4 months later and the cancer was back. This time it was bigger and growing very quickly in two new areas – the doctor told him that he didn’t have a lot of time. 2 weeks after hearing this he called me up to tell me. It may have been that I was saddened by it all or it may have been my fear but instead of taking up the gospel again in earnest I resigned to pray for him nightly that God would raise up Christ-filled believers who would be able to reach him, completely ignoring His calling in my life to the task. I had every reason why I couldn’t do it – that I was not a good enough speaker, that I had failed in the past, that I wasn’t smart enough to do it… every reason imaginable. Then, a couple weeks later I get a cryptic message from him stating that “even though we had our disagreements on Christianity that he loved me and didn’t want that between us”. I tried unsuccessfully for a week to contact him and on the next Saturday I received a quick text message that he had died.
I was devastated. I knew what I was tasked with and I had turned from it because I was more concerned with our friendship than with his salvation. God had placed the burden on my heart and I chose not to act personally and in doing so have placed on my own heart the burden of uncertainty. Ultimately I rest in the assurance that God will judge him with the believers if he repented of his sins and trusted in Christ alone for his salvation or by his works compared to the 10 commandments. I know that we serve a just God and that His judgment would be perfect and true. What of my own heart, though? Knowing what I should have done versus what I chose to do?
It ultimately comes down to how much I believe in what I have learned about God from His book and the godly leaders He has placed into my path. How much importance I place on my own salvation and my devotion to God will determine how far willing I am to go in His service. My savior DIED in the most horrific way imaginable to guarantee my salvation. Who am I to stop any shorter than that in service to Him?

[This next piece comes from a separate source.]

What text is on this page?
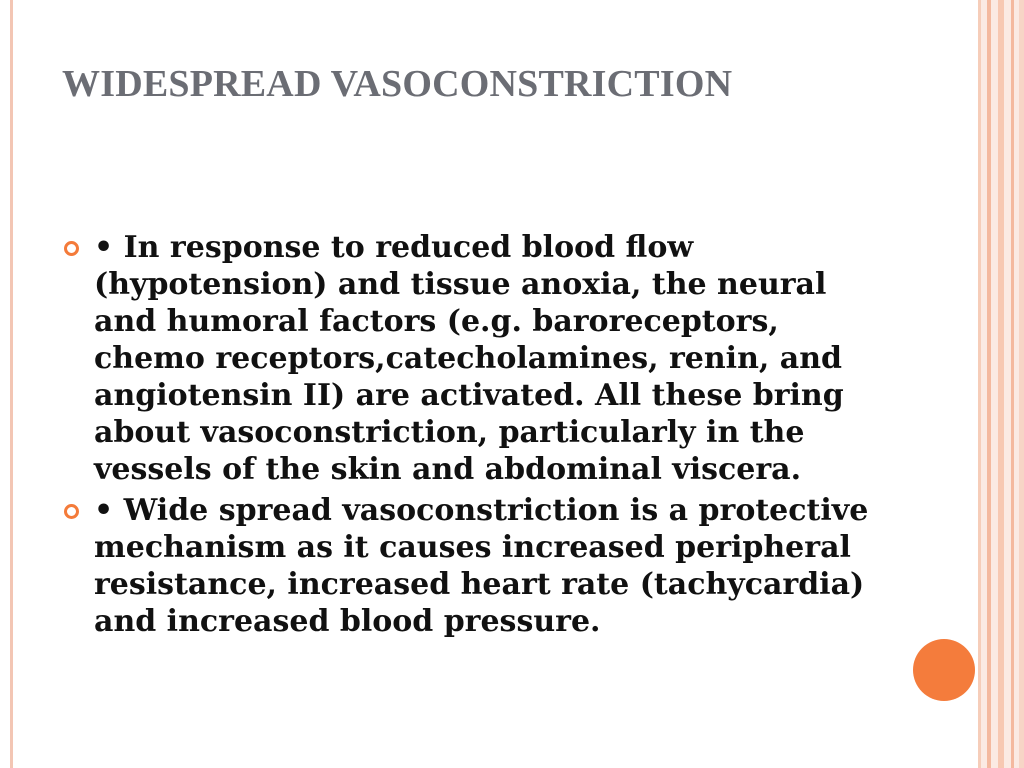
WIDESPREAD VASOCONSTRICTION

• In response to reduced blood flow (hypotension) and tissue anoxia, the neural and humoral factors (e.g. baroreceptors, chemo receptors,catecholamines, renin, and angiotensin II) are activated. All these bring about vasoconstriction, particularly in the vessels of the skin and abdominal viscera.

• Wide spread vasoconstriction is a protective mechanism as it causes increased peripheral resistance, increased heart rate (tachycardia) and increased blood pressure.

I have made it a covenant between God and myself to never let what happened to Shane happen to anyone else if I can help it. While I understand that it’s God through the Holy Spirit that does the saving, I will not stop until I have done all that I can. Ultimately, what you choose to do is up to you – I just think that you can do more in prayerful, loving action than in hoping that God will send someone else.
I hope you don’t see me telling you what to do and instead that you see me just trying to help out. We love you and your family and we will continue to pray for you in this time of need.
How important is your salvation? Is it worth everything to you or do you regard it as a patch you can apply to your life in times of need or convenience? What does it matter if a man gains the whole world but loses his soul? That said, which side are you on?